The thrill of tranquillity: From the serenity of a peaceful mountain hut to non-stop partying on the piste, there are plenty of reasons to drive into the mountains. But it's important to adapt to the circumstances. While autumn may still linger in the lowlands, snow and ice may already have the mountains in their grip – and that means adopting a different driving style. Average speed is slashed, and more advanced road skills are vital.
Profile and traction: Suitable tyres are the be-all and end-all of winter driving in the mountains. Only winter tyres will do, and they must have adequate tread depth. "Tyres with tread depth of less than four millimetres are no longer considered winter tyres under Austrian road regulations, and in any case, any lower depth is completely inadvisable wherever drivers plan to go", warns Eberhard Lang from TÜV SÜD. Snow chains are – at least occasionally – required on certain routes, with warning signage to that effect, and it is definitely sensible to take them along. Drivers who do not own snow chains can hire them from car clubs. Quick-mount chains are advisable, "especially for rear-wheel-drive cars", recommends expert Lang, explaining "It's very difficult to attach snow chains on cars with tight wheel arches."
Slow and cautious: Mountain passes and high-altitude roads are not racetracks. Motorists that cut curves or can hear their tyres squeal are driving too fast. Depending on the gradient involved, braking distances can be up to twice as long as on flat roads, even without snow and ice. If other drivers are jostling impatiently, it's best to pull over at the next passing point and let them go ahead.
Gears and brakes: Brake systems are subjected to enormous strain on mountain gradients. Even in winter, making the most of the engine's own braking effect helps to prevent the overheating that may cause brakes to fail altogether. The recommendation is to choose the same gear as you would to drive up the mountain. Drivers of automatic cars should manually go down one or two gear ratios. TÜV SÜD recommends the sport mode for most automatic cars; it operates in a much higher rev range and thus offers improved braking. "Short, sharp braking is better than continuous light braking", advises TÜV SÜD's Eberhard Lang, explaining that this increases the cooling effect on the brake discs and drums under the strain of winter roads.
Forward and back: Even in good weather, ice and snow may make individual roads or sections of route in the mountains tricky to drive. You may leave the green valley behind, only to confront a thick blanket of snow a thousand metres higher up. A few tricks can help to master even the most ticklish driving problems; cars stuck in snow can often be freed by rocking the car backwards and forwards, and front-wheel-drive cars can climb steep short gradients in reverse gear if driving normally fails.

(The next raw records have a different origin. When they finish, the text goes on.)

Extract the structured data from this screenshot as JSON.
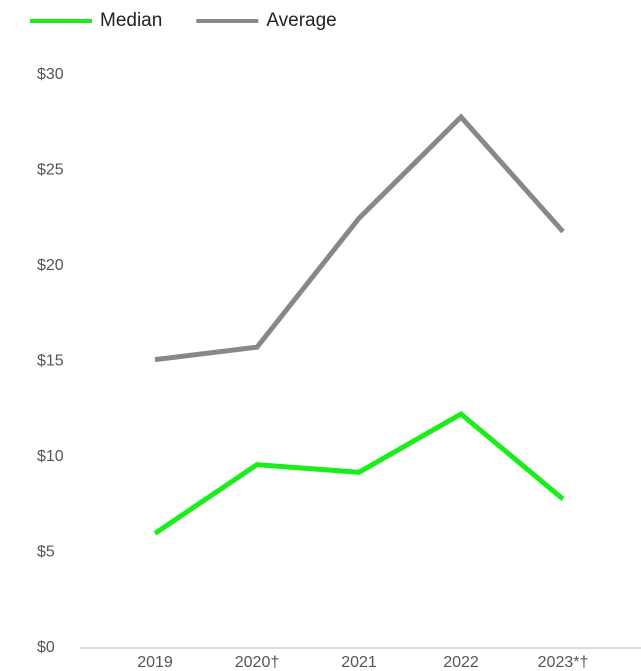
{
  "chart_data": {
    "type": "line",
    "categories": [
      "2019",
      "2020†",
      "2021",
      "2022",
      "2023*†"
    ],
    "series": [
      {
        "name": "Median",
        "color": "#1aee1a",
        "values": [
          6.0,
          9.6,
          9.2,
          12.25,
          7.8
        ]
      },
      {
        "name": "Average",
        "color": "#86898c",
        "values": [
          15.1,
          15.75,
          22.5,
          27.8,
          21.8
        ]
      }
    ],
    "ylim": [
      0,
      30
    ],
    "yticks": [
      {
        "value": 0,
        "label": "$0"
      },
      {
        "value": 5,
        "label": "$5"
      },
      {
        "value": 10,
        "label": "$10"
      },
      {
        "value": 15,
        "label": "$15"
      },
      {
        "value": 20,
        "label": "$20"
      },
      {
        "value": 25,
        "label": "$25"
      },
      {
        "value": 30,
        "label": "$30"
      }
    ],
    "grid": false,
    "legend": "top"
  }
}
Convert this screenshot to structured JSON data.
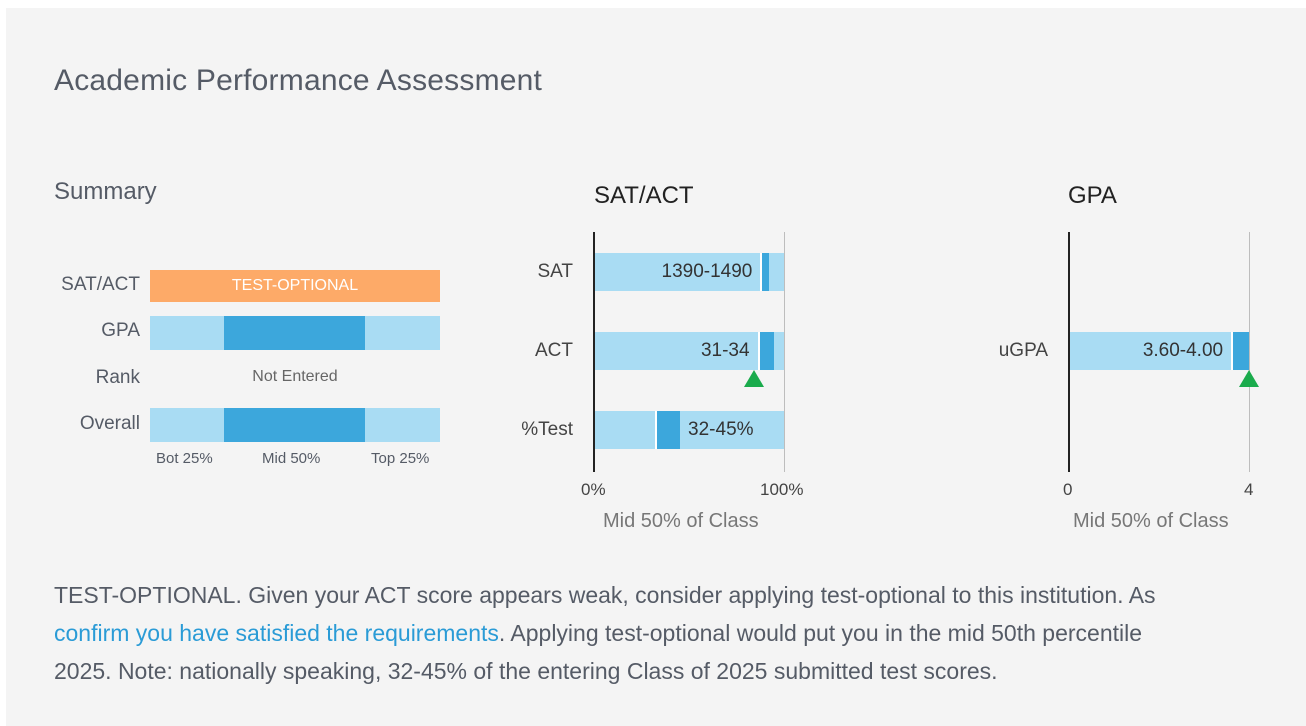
{
  "title": "Academic Performance Assessment",
  "summary": {
    "title": "Summary",
    "rows": [
      {
        "label": "SAT/ACT",
        "status": "TEST-OPTIONAL"
      },
      {
        "label": "GPA",
        "percentile_band": "Mid 50%"
      },
      {
        "label": "Rank",
        "status": "Not Entered"
      },
      {
        "label": "Overall",
        "percentile_band": "Mid 50%"
      }
    ],
    "axis": [
      "Bot 25%",
      "Mid 50%",
      "Top 25%"
    ],
    "colors": {
      "test_optional": "#fdaa68",
      "band_light": "#a9dcf3",
      "band_dark": "#3ca7dc"
    }
  },
  "sat_act": {
    "title": "SAT/ACT",
    "axis_min_label": "0%",
    "axis_max_label": "100%",
    "axis_title": "Mid 50% of Class"
  },
  "gpa": {
    "title": "GPA",
    "axis_min_label": "0",
    "axis_max_label": "4",
    "axis_title": "Mid 50% of Class"
  },
  "chart_data": [
    {
      "type": "bar",
      "title": "SAT/ACT",
      "xlabel": "Mid 50% of Class",
      "xlim": [
        0,
        100
      ],
      "categories": [
        "SAT",
        "ACT",
        "%Test"
      ],
      "range_labels": [
        "1390-1490",
        "31-34",
        "32-45%"
      ],
      "highlight_start": [
        87.5,
        86,
        32
      ],
      "highlight_end": [
        92,
        94.5,
        45
      ],
      "marker_position": {
        "category": "ACT",
        "x": 84
      }
    },
    {
      "type": "bar",
      "title": "GPA",
      "xlabel": "Mid 50% of Class",
      "xlim": [
        0,
        4
      ],
      "categories": [
        "uGPA"
      ],
      "range_labels": [
        "3.60-4.00"
      ],
      "highlight_start": [
        3.6
      ],
      "highlight_end": [
        4.0
      ],
      "marker_position": {
        "category": "uGPA",
        "x": 4.0
      }
    }
  ],
  "paragraph": {
    "line1": "TEST-OPTIONAL. Given your ACT score appears weak, consider applying test-optional to this institution. As",
    "link": "confirm you have satisfied the requirements",
    "line2_rest": ". Applying test-optional would put you in the mid 50th percentile",
    "line3": "2025. Note: nationally speaking, 32-45% of the entering Class of 2025 submitted test scores."
  }
}
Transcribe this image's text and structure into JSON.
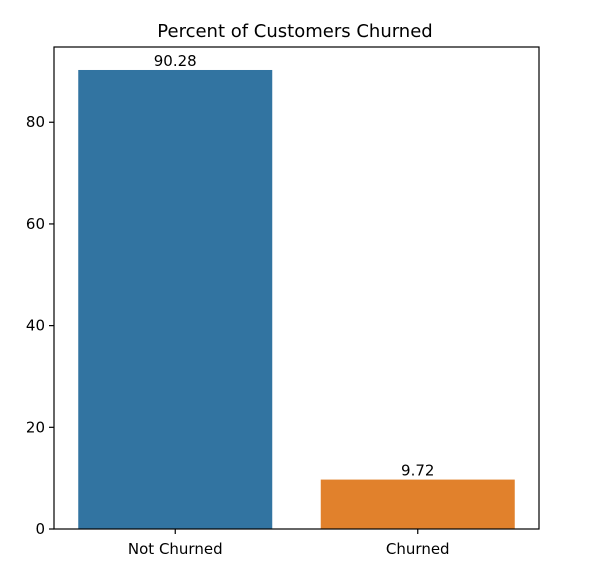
{
  "chart_data": {
    "type": "bar",
    "title": "Percent of Customers Churned",
    "xlabel": "",
    "ylabel": "",
    "categories": [
      "Not Churned",
      "Churned"
    ],
    "values": [
      90.28,
      9.72
    ],
    "value_labels": [
      "90.28",
      "9.72"
    ],
    "colors": [
      "#3274a1",
      "#e1812c"
    ],
    "ylim": [
      0,
      94.8
    ],
    "yticks": [
      0,
      20,
      40,
      60,
      80
    ],
    "grid": false,
    "legend": "none"
  }
}
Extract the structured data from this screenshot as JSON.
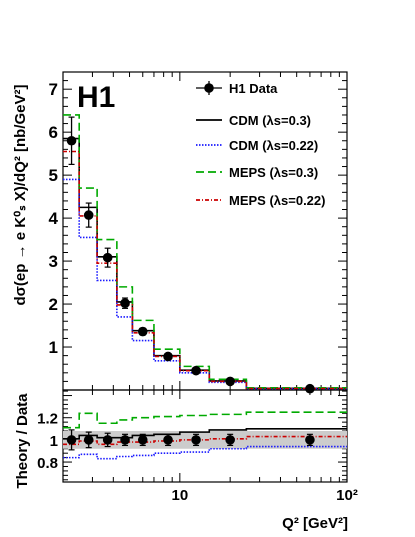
{
  "chart_data": [
    {
      "type": "line",
      "panel": "main",
      "label": "H1",
      "ylabel": "dσ(ep → e K⁰ₛ X)/dQ² [nb/GeV²]",
      "xscale": "log",
      "xlim": [
        2,
        100
      ],
      "ylim": [
        0,
        7.4
      ],
      "y_ticks": [
        "1",
        "2",
        "3",
        "4",
        "5",
        "6",
        "7"
      ],
      "legend_position": "top-right",
      "bin_edges": [
        2.0,
        2.5,
        3.2,
        4.2,
        5.2,
        7.0,
        10.0,
        15.0,
        25.0,
        100.0
      ],
      "series": [
        {
          "name": "H1 Data",
          "style": "points",
          "x": [
            2.25,
            2.85,
            3.7,
            4.7,
            6.0,
            8.5,
            12.5,
            20.0,
            60.0
          ],
          "y": [
            5.8,
            4.07,
            3.08,
            2.02,
            1.36,
            0.78,
            0.45,
            0.2,
            0.03
          ],
          "err": [
            0.55,
            0.28,
            0.22,
            0.12,
            0.08,
            0.05,
            0.04,
            0.02,
            0.01
          ]
        },
        {
          "name": "CDM (λs=0.3)",
          "style": "solid",
          "color": "#000000",
          "values": [
            5.85,
            4.25,
            3.1,
            2.05,
            1.38,
            0.8,
            0.46,
            0.21,
            0.04
          ]
        },
        {
          "name": "CDM (λs=0.22)",
          "style": "dotted",
          "color": "#1a1aff",
          "values": [
            4.9,
            3.55,
            2.55,
            1.7,
            1.15,
            0.68,
            0.4,
            0.18,
            0.03
          ]
        },
        {
          "name": "MEPS (λs=0.3)",
          "style": "dashed",
          "color": "#00aa00",
          "values": [
            6.4,
            4.7,
            3.5,
            2.4,
            1.62,
            0.95,
            0.55,
            0.25,
            0.05
          ]
        },
        {
          "name": "MEPS (λs=0.22)",
          "style": "dashdot",
          "color": "#cc0000",
          "values": [
            5.55,
            4.05,
            2.95,
            1.98,
            1.33,
            0.78,
            0.45,
            0.2,
            0.035
          ]
        }
      ]
    },
    {
      "type": "line",
      "panel": "ratio",
      "xlabel": "Q² [GeV²]",
      "ylabel": "Theory / Data",
      "xscale": "log",
      "xlim": [
        2,
        100
      ],
      "x_ticks": [
        "10",
        "10²"
      ],
      "ylim": [
        0.62,
        1.45
      ],
      "y_ticks": [
        "0.8",
        "1",
        "1.2"
      ],
      "bin_edges": [
        2.0,
        2.5,
        3.2,
        4.2,
        5.2,
        7.0,
        10.0,
        15.0,
        25.0,
        100.0
      ],
      "band": [
        0.08,
        0.08,
        0.08,
        0.08,
        0.08,
        0.08,
        0.08,
        0.08,
        0.08
      ],
      "series": [
        {
          "name": "H1 Data",
          "style": "points",
          "x": [
            2.25,
            2.85,
            3.7,
            4.7,
            6.0,
            8.5,
            12.5,
            20.0,
            60.0
          ],
          "y": [
            1.0,
            1.0,
            1.0,
            1.0,
            1.0,
            1.0,
            1.0,
            1.0,
            1.0
          ],
          "err": [
            0.09,
            0.07,
            0.06,
            0.05,
            0.05,
            0.05,
            0.05,
            0.05,
            0.05
          ]
        },
        {
          "name": "CDM (λs=0.3)",
          "style": "solid",
          "color": "#000000",
          "values": [
            1.01,
            1.04,
            1.02,
            1.02,
            1.04,
            1.05,
            1.07,
            1.09,
            1.1
          ]
        },
        {
          "name": "CDM (λs=0.22)",
          "style": "dotted",
          "color": "#1a1aff",
          "values": [
            0.84,
            0.87,
            0.83,
            0.85,
            0.86,
            0.88,
            0.89,
            0.92,
            0.94
          ]
        },
        {
          "name": "MEPS (λs=0.3)",
          "style": "dashed",
          "color": "#00aa00",
          "values": [
            1.11,
            1.24,
            1.15,
            1.18,
            1.2,
            1.21,
            1.22,
            1.23,
            1.25
          ]
        },
        {
          "name": "MEPS (λs=0.22)",
          "style": "dashdot",
          "color": "#cc0000",
          "values": [
            0.96,
            0.99,
            0.96,
            0.98,
            0.98,
            0.99,
            1.0,
            1.01,
            1.03
          ]
        }
      ]
    }
  ]
}
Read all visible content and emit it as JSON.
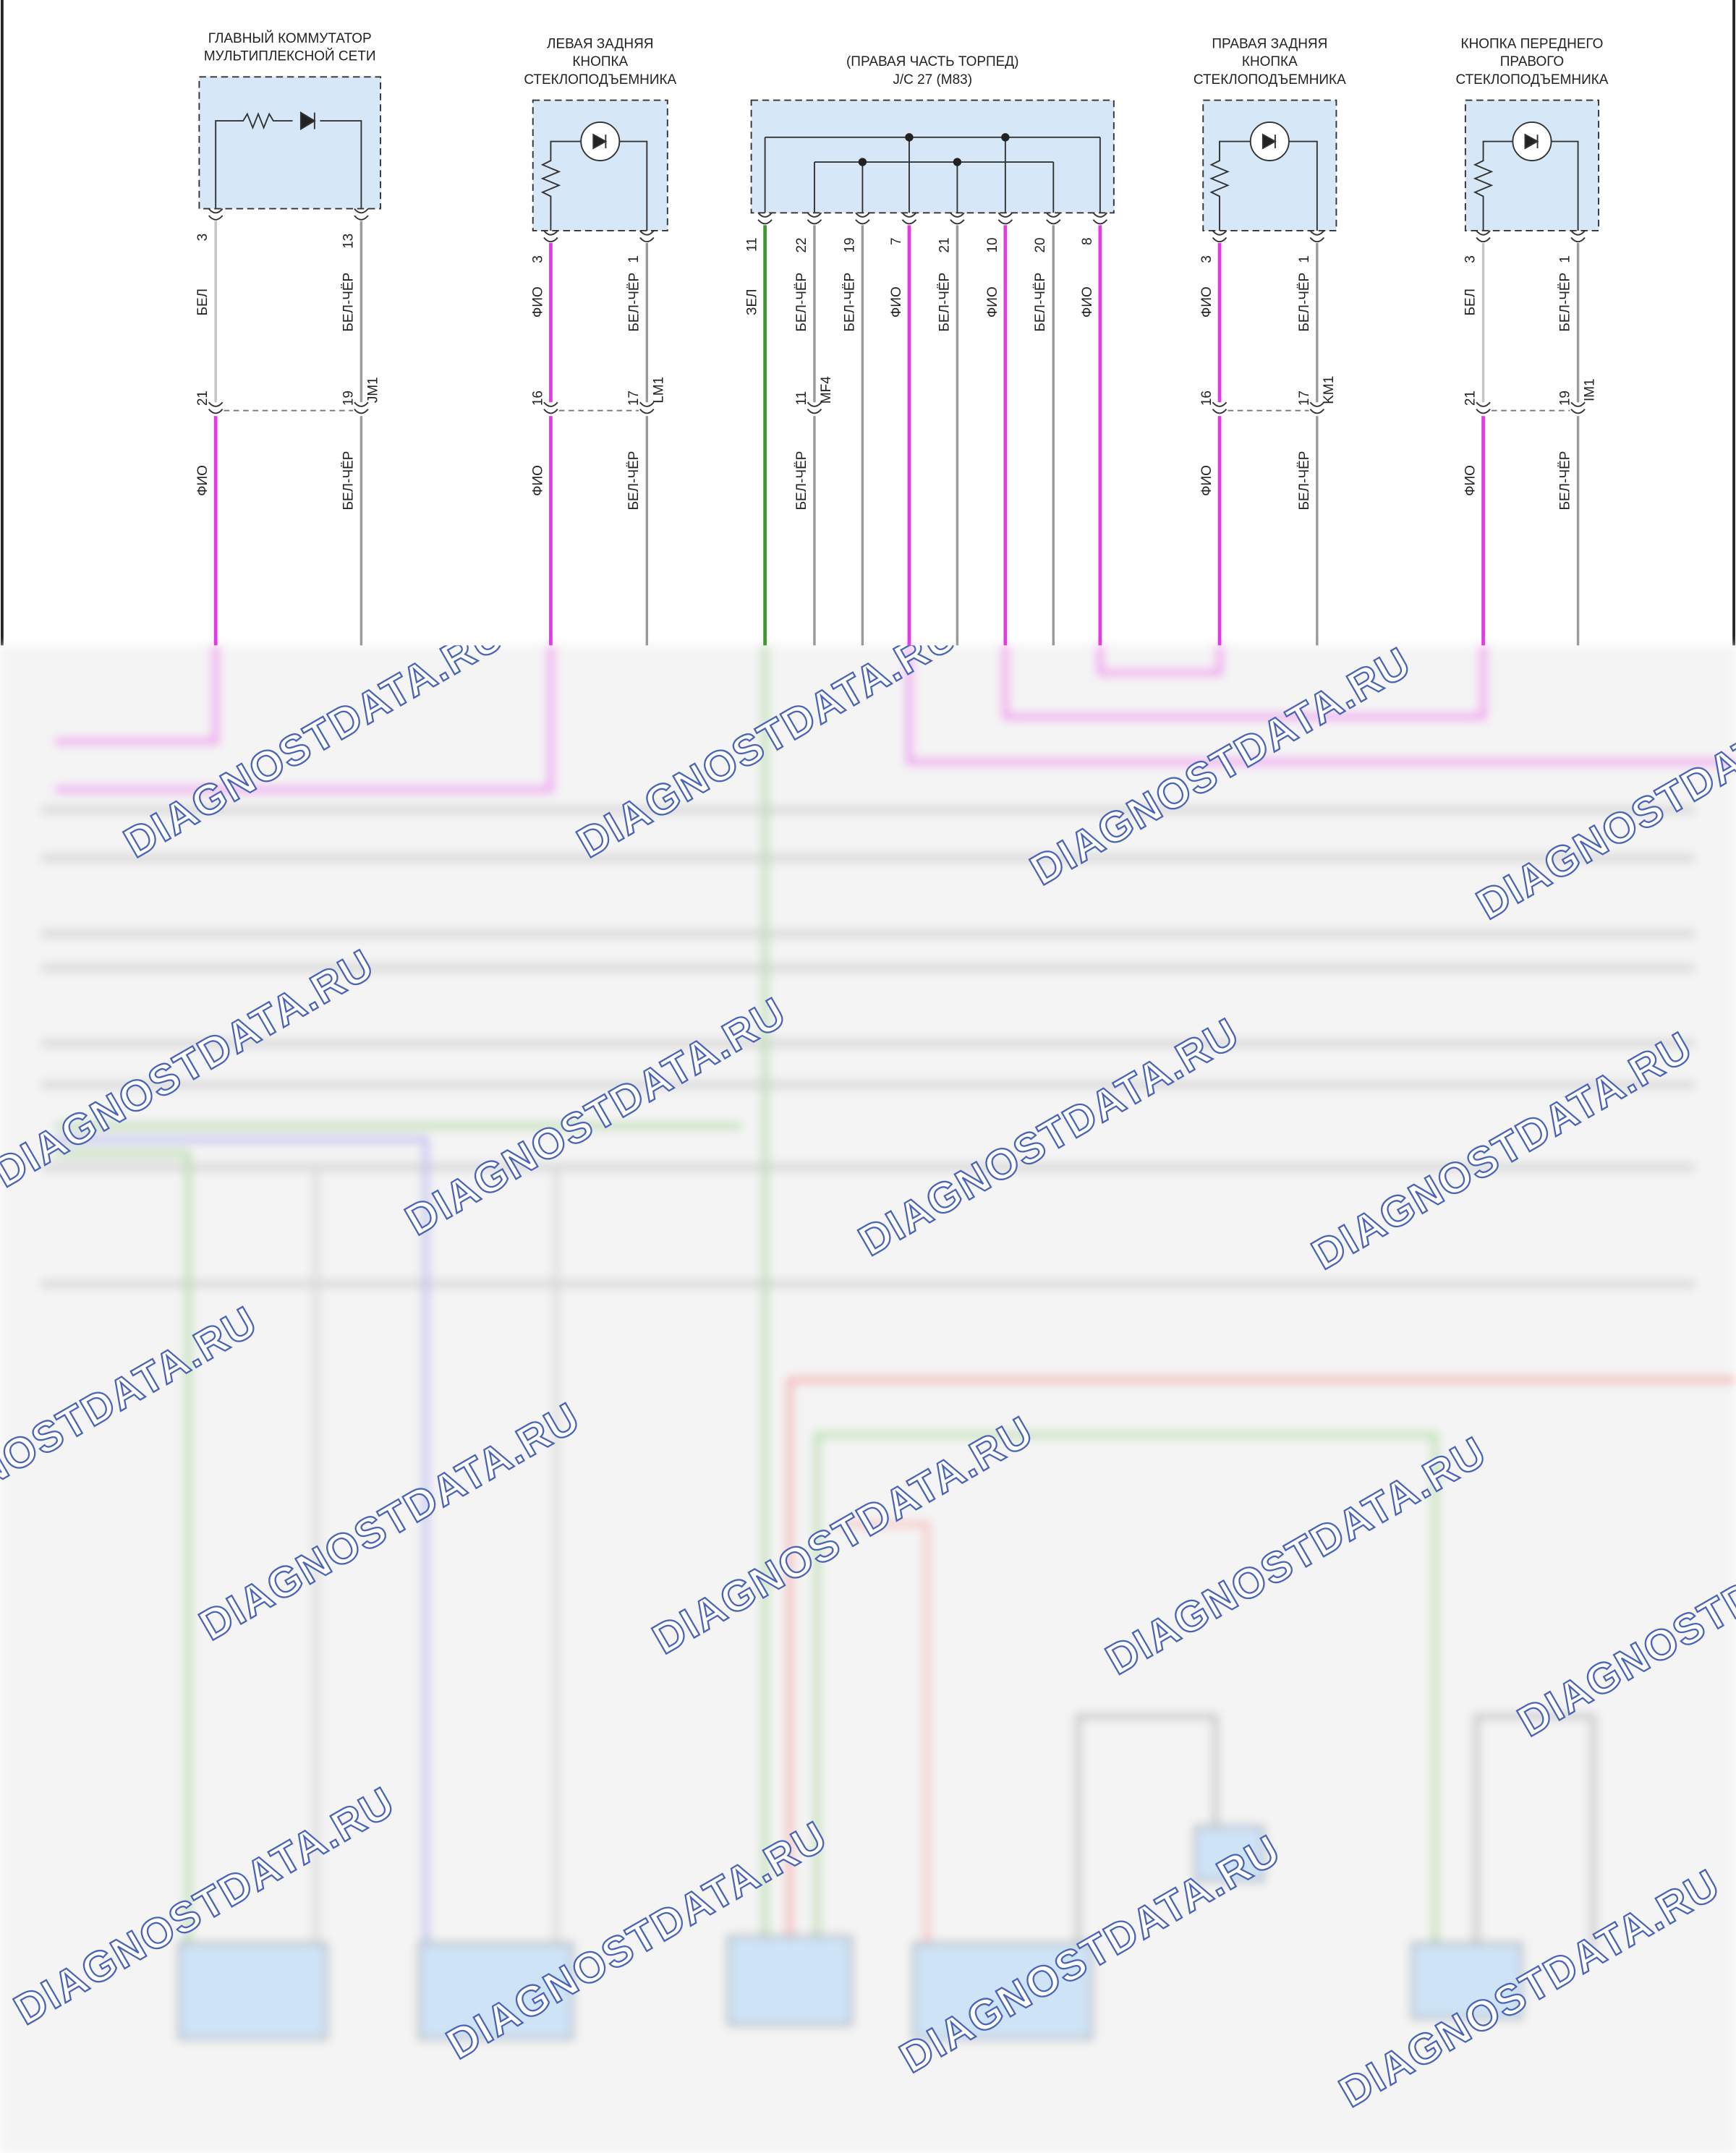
{
  "components": [
    {
      "title": [
        "ГЛАВНЫЙ КОММУТАТОР",
        "МУЛЬТИПЛЕКСНОЙ СЕТИ"
      ],
      "connector": "JM1",
      "pins": [
        {
          "pin": 3,
          "wire": "БЕЛ",
          "color": "#c4c4c4",
          "conn_pin": 21,
          "lower_wire": "ФИО",
          "lower_color": "#e23be2"
        },
        {
          "pin": 13,
          "wire": "БЕЛ-ЧЁР",
          "color": "#9a9a9a",
          "conn_pin": 19,
          "lower_wire": "БЕЛ-ЧЁР",
          "lower_color": "#9a9a9a"
        }
      ]
    },
    {
      "title": [
        "ЛЕВАЯ ЗАДНЯЯ",
        "КНОПКА",
        "СТЕКЛОПОДЪЕМНИКА"
      ],
      "connector": "LM1",
      "pins": [
        {
          "pin": 3,
          "wire": "ФИО",
          "color": "#e23be2",
          "conn_pin": 16,
          "lower_wire": "ФИО",
          "lower_color": "#e23be2"
        },
        {
          "pin": 1,
          "wire": "БЕЛ-ЧЁР",
          "color": "#9a9a9a",
          "conn_pin": 17,
          "lower_wire": "БЕЛ-ЧЁР",
          "lower_color": "#9a9a9a"
        }
      ]
    },
    {
      "title": [
        "(ПРАВАЯ ЧАСТЬ ТОРПЕД)",
        "J/C 27 (M83)"
      ],
      "connector": "MF4",
      "pins": [
        {
          "pin": 11,
          "wire": "ЗЕЛ",
          "color": "#3c9a2e"
        },
        {
          "pin": 22,
          "wire": "БЕЛ-ЧЁР",
          "color": "#9a9a9a",
          "conn_pin": 11,
          "lower_wire": "БЕЛ-ЧЁР",
          "lower_color": "#9a9a9a"
        },
        {
          "pin": 19,
          "wire": "БЕЛ-ЧЁР",
          "color": "#9a9a9a"
        },
        {
          "pin": 7,
          "wire": "ФИО",
          "color": "#e23be2"
        },
        {
          "pin": 21,
          "wire": "БЕЛ-ЧЁР",
          "color": "#9a9a9a"
        },
        {
          "pin": 10,
          "wire": "ФИО",
          "color": "#e23be2"
        },
        {
          "pin": 20,
          "wire": "БЕЛ-ЧЁР",
          "color": "#9a9a9a"
        },
        {
          "pin": 8,
          "wire": "ФИО",
          "color": "#e23be2"
        }
      ]
    },
    {
      "title": [
        "ПРАВАЯ ЗАДНЯЯ",
        "КНОПКА",
        "СТЕКЛОПОДЪЕМНИКА"
      ],
      "connector": "KM1",
      "pins": [
        {
          "pin": 3,
          "wire": "ФИО",
          "color": "#e23be2",
          "conn_pin": 16,
          "lower_wire": "ФИО",
          "lower_color": "#e23be2"
        },
        {
          "pin": 1,
          "wire": "БЕЛ-ЧЁР",
          "color": "#9a9a9a",
          "conn_pin": 17,
          "lower_wire": "БЕЛ-ЧЁР",
          "lower_color": "#9a9a9a"
        }
      ]
    },
    {
      "title": [
        "КНОПКА ПЕРЕДНЕГО",
        "ПРАВОГО",
        "СТЕКЛОПОДЪЕМНИКА"
      ],
      "connector": "IM1",
      "pins": [
        {
          "pin": 3,
          "wire": "БЕЛ",
          "color": "#c4c4c4",
          "conn_pin": 21,
          "lower_wire": "ФИО",
          "lower_color": "#e23be2"
        },
        {
          "pin": 1,
          "wire": "БЕЛ-ЧЁР",
          "color": "#9a9a9a",
          "conn_pin": 19,
          "lower_wire": "БЕЛ-ЧЁР",
          "lower_color": "#9a9a9a"
        }
      ]
    }
  ],
  "watermark": "DIAGNOSTDATA.RU"
}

Gas and brake: Everything in moderation is the key here! Too slow a speed when driving up gradients involves the danger of losing momentum and getting stuck at the first snowy patch. On the other hand, hairpin bends must not be approached too fast. Front and rear-wheel drives require different driving techniques; front-wheel-drive cars need a little acceleration to come out of a bend or hairpin, while rear-wheel drives must hold off until the road is straight again.
Oil and fuel: Mountain routes increase consumption of petrol or diesel – so filling up in good time is advisable given that fuelling stations in the mountains are few and far between. Coasting downhill may cause oil consumption to soar, so an oil check is also a good idea. "But only on a flat road", warns Eberhard Lang. Wait a few minutes until the oil has flowed back into the sump before taking out the dipstick, otherwise it will appear that the engine has too little oil.
Law and order: Contrary to popular belief, there are no traffic laws that allow right of way to drivers ascending a mountain. In fact, drivers on winter roads are recommended to keep a special eye out for cars coasting downhill as they have longer braking distances.
Cold and high: In the mountains, cold is not the only factor that may cause difficulties in starting the engine. Many engines have problems with the thinner air at high altitudes – although thanks to advancing engine technology, they have become rare. Some cars, however, need a different technique for starting the engine. "The operating manual will tell you whether the accelerator should be half, or even fully, depressed in conditions such as high altitudes or severe cold", explains the TÜV SÜD expert. And preparing the car for severe winter weather is naturally essential – paying particular attention to anti-freeze for the radiator and windscreen washer system.